Dr Liam Wagner, associate professor of energy economics at the University of Adelaide says, “In the coming months we are likely to see increasing electricity costs which will compound the issues we currently face from petrol and diesel prices.
“Supply chain risks, food prices and more generally costs of living will be further exacerbated in the coming weeks/months due to poorly executed and incoherent energy policies.”
What are energy ministers doing about it?
The state and federal governments last week agreed to work on a “capacity mechanism”, which will be developed by AEMO and the Energy Security Board.
A capacity mechanism rewards power producers for having the capacity available to produce power even if they are not producing, meaning they are not just remunerated based on the power they sell.
A capacity mechanism was scheduled to be developed by 2025 however that time frame has been accelerated.
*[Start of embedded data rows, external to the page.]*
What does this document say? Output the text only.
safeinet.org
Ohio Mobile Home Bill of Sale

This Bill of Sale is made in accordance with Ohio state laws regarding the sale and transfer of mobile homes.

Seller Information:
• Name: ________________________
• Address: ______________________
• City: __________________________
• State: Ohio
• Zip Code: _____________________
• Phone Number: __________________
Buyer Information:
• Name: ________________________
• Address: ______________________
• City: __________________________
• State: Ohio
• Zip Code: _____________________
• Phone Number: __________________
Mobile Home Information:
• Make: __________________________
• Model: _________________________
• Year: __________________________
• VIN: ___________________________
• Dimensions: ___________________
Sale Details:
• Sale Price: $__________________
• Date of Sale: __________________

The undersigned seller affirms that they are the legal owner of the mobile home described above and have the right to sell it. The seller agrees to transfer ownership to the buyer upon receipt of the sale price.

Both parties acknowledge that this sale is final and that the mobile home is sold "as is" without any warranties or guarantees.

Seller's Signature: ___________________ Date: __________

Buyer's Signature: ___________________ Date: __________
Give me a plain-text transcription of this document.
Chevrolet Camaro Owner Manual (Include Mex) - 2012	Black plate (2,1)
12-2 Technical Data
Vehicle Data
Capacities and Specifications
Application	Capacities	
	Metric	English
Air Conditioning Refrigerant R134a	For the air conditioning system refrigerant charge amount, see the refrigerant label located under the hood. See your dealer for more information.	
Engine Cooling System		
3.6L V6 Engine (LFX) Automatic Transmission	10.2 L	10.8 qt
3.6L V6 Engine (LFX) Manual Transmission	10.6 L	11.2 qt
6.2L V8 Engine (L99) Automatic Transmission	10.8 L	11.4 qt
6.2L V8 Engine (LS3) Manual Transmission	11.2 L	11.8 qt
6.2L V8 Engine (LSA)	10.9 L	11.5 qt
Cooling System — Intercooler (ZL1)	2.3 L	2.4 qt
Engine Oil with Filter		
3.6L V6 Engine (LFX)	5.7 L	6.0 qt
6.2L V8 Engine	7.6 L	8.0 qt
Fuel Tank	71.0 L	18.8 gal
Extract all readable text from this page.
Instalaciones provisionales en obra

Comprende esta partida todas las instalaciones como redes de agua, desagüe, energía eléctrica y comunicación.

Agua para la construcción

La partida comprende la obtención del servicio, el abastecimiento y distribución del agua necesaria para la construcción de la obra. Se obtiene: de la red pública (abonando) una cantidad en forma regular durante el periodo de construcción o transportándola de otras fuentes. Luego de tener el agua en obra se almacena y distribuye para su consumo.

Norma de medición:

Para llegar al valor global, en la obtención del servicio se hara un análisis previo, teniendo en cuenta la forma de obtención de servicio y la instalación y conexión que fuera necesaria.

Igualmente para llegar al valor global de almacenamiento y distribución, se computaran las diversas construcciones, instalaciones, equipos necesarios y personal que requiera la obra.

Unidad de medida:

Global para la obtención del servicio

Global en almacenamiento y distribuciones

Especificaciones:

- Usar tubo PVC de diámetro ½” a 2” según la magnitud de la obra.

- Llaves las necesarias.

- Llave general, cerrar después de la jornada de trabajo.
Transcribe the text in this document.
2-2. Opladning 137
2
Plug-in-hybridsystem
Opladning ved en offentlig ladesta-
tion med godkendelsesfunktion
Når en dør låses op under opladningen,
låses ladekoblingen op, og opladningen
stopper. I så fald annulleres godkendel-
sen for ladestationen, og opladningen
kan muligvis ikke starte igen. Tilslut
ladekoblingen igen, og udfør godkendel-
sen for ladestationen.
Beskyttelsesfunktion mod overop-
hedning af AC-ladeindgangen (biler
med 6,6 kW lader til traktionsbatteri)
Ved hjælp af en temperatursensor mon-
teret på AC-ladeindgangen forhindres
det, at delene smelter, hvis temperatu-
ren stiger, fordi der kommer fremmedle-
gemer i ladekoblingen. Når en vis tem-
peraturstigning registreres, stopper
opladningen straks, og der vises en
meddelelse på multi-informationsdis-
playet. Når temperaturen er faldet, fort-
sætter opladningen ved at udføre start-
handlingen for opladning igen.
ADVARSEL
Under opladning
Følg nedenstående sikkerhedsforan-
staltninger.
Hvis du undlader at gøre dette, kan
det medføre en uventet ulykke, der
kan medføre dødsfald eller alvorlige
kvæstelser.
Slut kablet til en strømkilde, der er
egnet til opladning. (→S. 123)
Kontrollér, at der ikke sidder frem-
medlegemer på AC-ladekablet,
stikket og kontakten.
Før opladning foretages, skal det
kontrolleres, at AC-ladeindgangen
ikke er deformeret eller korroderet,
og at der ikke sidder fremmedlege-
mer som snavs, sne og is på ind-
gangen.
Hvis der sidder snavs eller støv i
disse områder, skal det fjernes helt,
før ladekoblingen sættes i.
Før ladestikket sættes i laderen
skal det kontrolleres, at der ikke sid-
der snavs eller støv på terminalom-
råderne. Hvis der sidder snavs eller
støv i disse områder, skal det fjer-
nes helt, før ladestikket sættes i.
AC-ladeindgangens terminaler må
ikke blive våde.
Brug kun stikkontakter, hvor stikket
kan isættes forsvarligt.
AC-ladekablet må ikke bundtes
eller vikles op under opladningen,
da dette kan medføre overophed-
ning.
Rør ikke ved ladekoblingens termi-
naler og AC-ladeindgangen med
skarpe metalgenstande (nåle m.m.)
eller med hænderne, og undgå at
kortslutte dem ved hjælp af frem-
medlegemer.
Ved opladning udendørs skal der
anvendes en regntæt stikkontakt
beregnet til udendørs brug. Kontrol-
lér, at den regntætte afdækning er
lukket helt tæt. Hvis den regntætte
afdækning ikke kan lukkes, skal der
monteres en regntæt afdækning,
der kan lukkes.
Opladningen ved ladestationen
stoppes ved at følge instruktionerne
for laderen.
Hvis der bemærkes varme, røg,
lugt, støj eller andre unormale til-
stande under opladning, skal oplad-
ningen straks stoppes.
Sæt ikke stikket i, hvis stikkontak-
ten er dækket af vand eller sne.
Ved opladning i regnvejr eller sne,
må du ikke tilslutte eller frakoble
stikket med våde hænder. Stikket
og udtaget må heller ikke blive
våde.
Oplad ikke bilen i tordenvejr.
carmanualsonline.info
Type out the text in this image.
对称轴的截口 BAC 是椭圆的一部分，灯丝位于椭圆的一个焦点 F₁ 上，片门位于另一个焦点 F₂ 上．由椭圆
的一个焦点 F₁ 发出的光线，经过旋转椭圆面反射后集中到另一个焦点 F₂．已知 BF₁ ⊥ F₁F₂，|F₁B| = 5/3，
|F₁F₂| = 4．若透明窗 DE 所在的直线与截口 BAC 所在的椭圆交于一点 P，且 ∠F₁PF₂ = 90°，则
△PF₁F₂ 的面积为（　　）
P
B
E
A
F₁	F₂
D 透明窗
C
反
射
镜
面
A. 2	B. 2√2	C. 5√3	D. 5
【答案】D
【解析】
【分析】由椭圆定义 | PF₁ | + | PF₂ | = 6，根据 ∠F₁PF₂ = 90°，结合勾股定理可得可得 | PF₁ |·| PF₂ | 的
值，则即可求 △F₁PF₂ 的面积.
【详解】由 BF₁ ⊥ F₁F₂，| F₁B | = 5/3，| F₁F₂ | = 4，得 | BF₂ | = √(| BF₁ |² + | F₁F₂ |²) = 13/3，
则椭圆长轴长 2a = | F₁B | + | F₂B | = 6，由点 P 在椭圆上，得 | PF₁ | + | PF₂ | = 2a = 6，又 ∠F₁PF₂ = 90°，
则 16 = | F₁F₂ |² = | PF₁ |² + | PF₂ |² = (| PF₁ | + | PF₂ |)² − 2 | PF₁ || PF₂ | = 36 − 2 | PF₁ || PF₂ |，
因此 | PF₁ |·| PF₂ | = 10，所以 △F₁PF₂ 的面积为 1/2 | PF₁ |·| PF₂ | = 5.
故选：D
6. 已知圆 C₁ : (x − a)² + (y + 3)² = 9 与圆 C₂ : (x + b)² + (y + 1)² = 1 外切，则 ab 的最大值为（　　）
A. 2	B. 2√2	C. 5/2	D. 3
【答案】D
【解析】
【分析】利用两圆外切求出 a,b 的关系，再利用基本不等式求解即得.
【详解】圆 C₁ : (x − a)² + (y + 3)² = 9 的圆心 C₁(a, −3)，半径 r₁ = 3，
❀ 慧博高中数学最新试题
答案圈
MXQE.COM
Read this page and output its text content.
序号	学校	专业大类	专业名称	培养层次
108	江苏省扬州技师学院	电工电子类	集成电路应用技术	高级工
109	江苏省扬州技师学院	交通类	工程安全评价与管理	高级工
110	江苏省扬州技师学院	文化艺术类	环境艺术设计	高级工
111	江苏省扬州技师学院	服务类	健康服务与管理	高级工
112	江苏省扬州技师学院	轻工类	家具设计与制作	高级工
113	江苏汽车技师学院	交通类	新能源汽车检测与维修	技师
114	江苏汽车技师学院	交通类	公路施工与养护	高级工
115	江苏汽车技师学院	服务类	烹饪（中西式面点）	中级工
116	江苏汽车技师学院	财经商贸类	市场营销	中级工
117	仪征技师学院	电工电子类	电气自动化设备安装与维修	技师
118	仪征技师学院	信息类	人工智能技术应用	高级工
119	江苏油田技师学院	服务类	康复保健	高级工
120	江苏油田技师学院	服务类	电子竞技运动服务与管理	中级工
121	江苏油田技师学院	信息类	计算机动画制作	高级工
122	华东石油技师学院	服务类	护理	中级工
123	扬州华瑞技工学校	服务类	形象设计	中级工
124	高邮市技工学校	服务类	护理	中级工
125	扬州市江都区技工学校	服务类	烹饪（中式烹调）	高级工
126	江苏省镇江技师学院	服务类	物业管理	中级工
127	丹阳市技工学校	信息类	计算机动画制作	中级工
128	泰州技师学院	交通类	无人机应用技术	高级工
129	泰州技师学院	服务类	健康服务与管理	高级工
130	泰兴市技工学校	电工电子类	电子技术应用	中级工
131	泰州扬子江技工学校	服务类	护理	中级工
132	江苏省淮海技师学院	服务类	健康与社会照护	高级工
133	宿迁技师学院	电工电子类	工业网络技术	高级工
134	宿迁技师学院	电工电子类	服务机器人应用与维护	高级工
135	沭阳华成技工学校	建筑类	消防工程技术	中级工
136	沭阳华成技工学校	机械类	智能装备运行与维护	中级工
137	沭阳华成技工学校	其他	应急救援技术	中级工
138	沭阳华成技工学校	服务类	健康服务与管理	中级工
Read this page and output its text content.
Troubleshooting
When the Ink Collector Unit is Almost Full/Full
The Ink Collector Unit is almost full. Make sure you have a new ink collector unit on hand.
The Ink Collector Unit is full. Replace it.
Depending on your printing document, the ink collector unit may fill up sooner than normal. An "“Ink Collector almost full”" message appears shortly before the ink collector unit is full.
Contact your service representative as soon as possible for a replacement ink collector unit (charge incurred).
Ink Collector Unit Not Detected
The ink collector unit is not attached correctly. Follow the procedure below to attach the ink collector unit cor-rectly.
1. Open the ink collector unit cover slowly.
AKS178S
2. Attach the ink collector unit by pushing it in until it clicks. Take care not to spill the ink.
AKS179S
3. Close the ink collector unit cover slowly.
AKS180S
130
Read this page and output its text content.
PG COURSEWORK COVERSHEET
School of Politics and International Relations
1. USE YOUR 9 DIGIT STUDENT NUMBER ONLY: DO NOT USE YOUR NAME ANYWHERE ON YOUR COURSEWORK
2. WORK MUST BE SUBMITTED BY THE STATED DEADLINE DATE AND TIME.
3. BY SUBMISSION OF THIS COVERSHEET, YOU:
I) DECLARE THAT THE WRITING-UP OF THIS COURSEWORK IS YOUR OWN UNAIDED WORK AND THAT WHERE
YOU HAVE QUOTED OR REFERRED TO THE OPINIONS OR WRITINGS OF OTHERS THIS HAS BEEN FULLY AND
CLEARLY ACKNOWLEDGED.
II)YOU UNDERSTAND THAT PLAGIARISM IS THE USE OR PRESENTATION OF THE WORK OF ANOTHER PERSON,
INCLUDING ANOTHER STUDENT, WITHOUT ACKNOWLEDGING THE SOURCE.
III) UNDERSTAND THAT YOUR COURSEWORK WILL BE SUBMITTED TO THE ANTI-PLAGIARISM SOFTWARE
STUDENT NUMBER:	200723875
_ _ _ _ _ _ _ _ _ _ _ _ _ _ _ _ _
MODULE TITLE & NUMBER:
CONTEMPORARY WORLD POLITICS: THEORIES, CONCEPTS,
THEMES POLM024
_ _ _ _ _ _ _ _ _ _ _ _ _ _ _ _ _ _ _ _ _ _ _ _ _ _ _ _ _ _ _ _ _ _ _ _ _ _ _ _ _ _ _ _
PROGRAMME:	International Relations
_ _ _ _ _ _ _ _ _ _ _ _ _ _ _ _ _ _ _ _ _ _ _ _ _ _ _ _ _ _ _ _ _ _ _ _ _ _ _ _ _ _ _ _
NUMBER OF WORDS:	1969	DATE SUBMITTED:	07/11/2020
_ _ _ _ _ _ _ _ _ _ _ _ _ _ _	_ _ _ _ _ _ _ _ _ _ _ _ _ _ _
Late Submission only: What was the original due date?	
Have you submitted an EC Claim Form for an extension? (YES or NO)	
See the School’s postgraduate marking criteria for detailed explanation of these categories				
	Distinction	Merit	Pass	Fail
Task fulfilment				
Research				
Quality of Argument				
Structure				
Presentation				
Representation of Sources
The design of the mechanism is expected to go back to ministers next month, and is aimed at bringing more renewables and storage into the system to support stability, however coal fired power has not been ruled out of the mechanism at this stage.
Energy ministers also:
- agreed to continue working with industry to ensure sufficient gas and black coal is provided in the near term to the domestic market, including working with relevant state rail authorities to secure access for domestic black coal supply, and with power station operators to get generation back online as quickly as possible.
- collaborate and report back to Energy Ministers on the potential for the aggregation of renewable energy and storage projects across the nation.
AEMO has also been granted the power to buy and store gas for situations such as these, and has been asked to provide an urgent update on the east coast gas supply and demand situation.